I hope that this course (while nudging me towards 21st Century technological skills) teaches me more about the canonization of literature, and that it will help to further my understanding of how Indigenous and European narratives intersect, informing my artwork and strengthening my own voice as it calls out for positive change.

I believe that, through listening to one another’s stories, we may help to foster a culture of mutual respect and community accountability, working together to heal the trauma of colonialism and creating a society that celebrates our various histories, cultures, traditions, and wisdoms.

Works Cited:

“Dory Nason” First Nations Studies Program. U of B.C., n.d. Web. 15 May 2014.

Musqueam: A Living Culture. Musqueam Indian Band, 2011. 15 May 2014. Web.

Paterson, Erika. ENGL 470A: Canadian Studies: Canadian Literary Genres. University of British Columbia, 2014. Web. 15 May 2014.

Tomson Highway. n.p., n.d. Web. 15 May 2014.

“What is Turtle Island?” Turtle Island Indigenous Education Corporation. 2013. Web. 15 May 2014.

10 Thoughts.

  1. Hi Jess,
    I love that you have a social media alias, I would like one for myself!
    I really enjoyed the aesthetic quality of your page, its beautiful to look at, calming and inviting. I also enjoyed the detailed content of the course, I think it’s definitely done Professor Paterson’s description justice. It’s great you’ve taken Dory’s class! We will know alot of the same people and content. Isn’t she amazing!?
    I’m also excited about moving into this century (cautiously of course) in terms of technology. What a fabulous way for Dr. Paterson to take this course to the next level, it could have easily been something which was much less personal, and every day. I like the idea of having the blog at the end of this course. It will also be a good resource to have to point people to who are looking to explore First Nations topics.


  2. Hi Jess, nice to meet you and welcome to our course of studies. Thank you so much for a really quite wonderful introduction to yourself and our course, nicely accomplished writing and you clearly grasp the aims of this course, I suspect you will have a wonderful time with the material and the opportunities for expression and exploring ideas that we will enjoy this summer. Welcome, enjoy and talk to you later. Oh, I left a message on your sample page for you – .

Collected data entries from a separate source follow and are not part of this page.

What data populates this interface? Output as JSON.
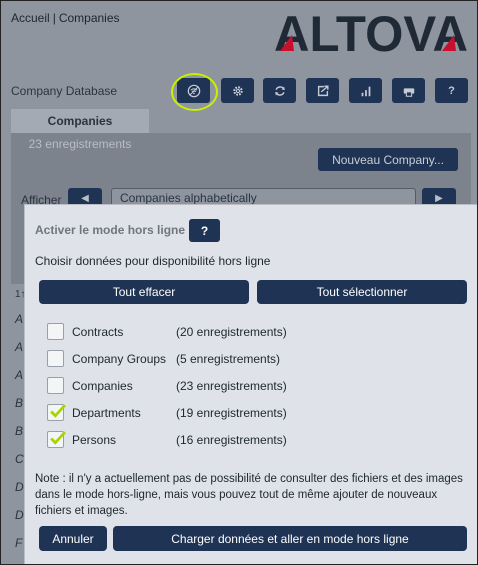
{
  "breadcrumb": {
    "home": "Accueil",
    "separator": "|",
    "current": "Companies"
  },
  "logo": {
    "text": "ALTOVA",
    "accent_color": "#c8102e"
  },
  "page": {
    "title": "Company Database"
  },
  "toolbar": {
    "buttons": [
      {
        "icon": "offline-icon"
      },
      {
        "icon": "gear-icon"
      },
      {
        "icon": "refresh-icon"
      },
      {
        "icon": "export-icon"
      },
      {
        "icon": "chart-icon"
      },
      {
        "icon": "print-icon"
      },
      {
        "icon": "help-icon",
        "label": "?"
      }
    ],
    "highlight_color": "#c8f000"
  },
  "tabs": {
    "active": "Companies",
    "count": "23 enregistrements"
  },
  "actions": {
    "new_company": "Nouveau Company..."
  },
  "view": {
    "label": "Afficher",
    "selected": "Companies alphabetically",
    "prev": "◀",
    "next": "▶"
  },
  "list": {
    "header": "1↑",
    "row_letters": [
      "A",
      "A",
      "A",
      "B",
      "B",
      "C",
      "D",
      "D",
      "F"
    ]
  },
  "modal": {
    "title": "Activer le mode hors ligne",
    "help_label": "?",
    "subtitle": "Choisir données pour disponibilité hors ligne",
    "clear_all": "Tout effacer",
    "select_all": "Tout sélectionner",
    "options": [
      {
        "name": "Contracts",
        "count": "(20 enregistrements)",
        "checked": false
      },
      {
        "name": "Company Groups",
        "count": "(5 enregistrements)",
        "checked": false
      },
      {
        "name": "Companies",
        "count": "(23 enregistrements)",
        "checked": false
      },
      {
        "name": "Departments",
        "count": "(19 enregistrements)",
        "checked": true
      },
      {
        "name": "Persons",
        "count": "(16 enregistrements)",
        "checked": true
      }
    ],
    "note": "Note : il n'y a actuellement pas de possibilité de consulter des fichiers et des images dans le mode hors-ligne, mais vous pouvez tout de même ajouter de nouveaux fichiers et images.",
    "cancel": "Annuler",
    "load": "Charger données et aller en mode hors ligne",
    "check_color": "#a8d400"
  }
}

  3. Hi again, I just came back from following your links, I too am a great admirer and lover of Highway’s plays, especially, ‘Dry Lips Oughta Move To Kapuskasing’ – and also The Rez Sisters. I followed your link to Dory Nason’s essay, ‘We Hold Our Hands Up: On Indigenous Women’s Love and Resistance’ ( – thanks so much for the links, excellent 😉

  4. Hi Jess,

    Thanks for the intro! I appreciate your intention to incorporate what you learn from this class into your own artistic practice. It is so important to practice art with as much respect and understanding as possible, whether you touch on these topics or not.


  5. Hi Jess,
    It is really cool to meet another person in theatre. I am in the acting program, but who knows, we could’ve had a few of the same professors. I really like your summary of the course; learned a few things myself by reading yours. I also have some trepidation about the blogging aspect and, quite frankly, all the technical aspects of this course. But worse case Ontario (sorry, I watch a lot of Trailer Park Boys), we will both learn a lot!

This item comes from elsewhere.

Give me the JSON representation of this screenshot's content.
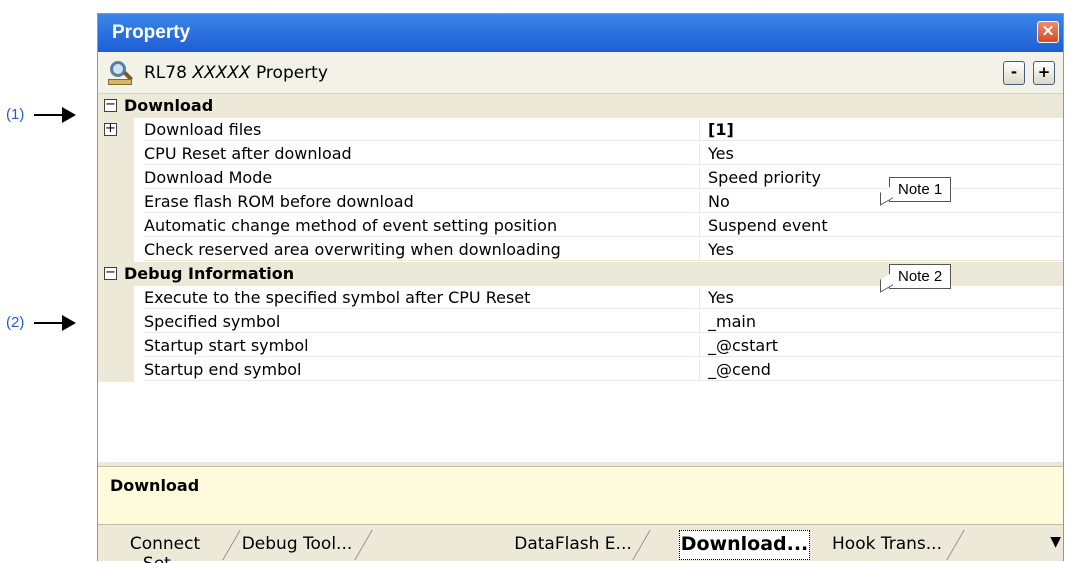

    • Hi Lara, thanks for the comment! You’re doing the BFA in Acting? I’m sure we’ve rubbed shoulders somewhere along the line and run in similar circles. I find that my work as an actor does a lot to inform my perceptions of literature and the world in general – something about the practice of putting yourself in another’s shoes changes the way you understand stories and motivations for action. I look forward to talking with you more about the intersections of theatre and literature, and the place of storytelling as a vehicle for social change. Cheers,

  6. I enjoyed that play by Thomson Highway as well, and am also a bit apprehensive about all the ~blogging we have to do. 🙂

    p.s., I’m not sure if it’s just me, but it’s hard for me to read your post with the background you’ve chosen (nice picture though!).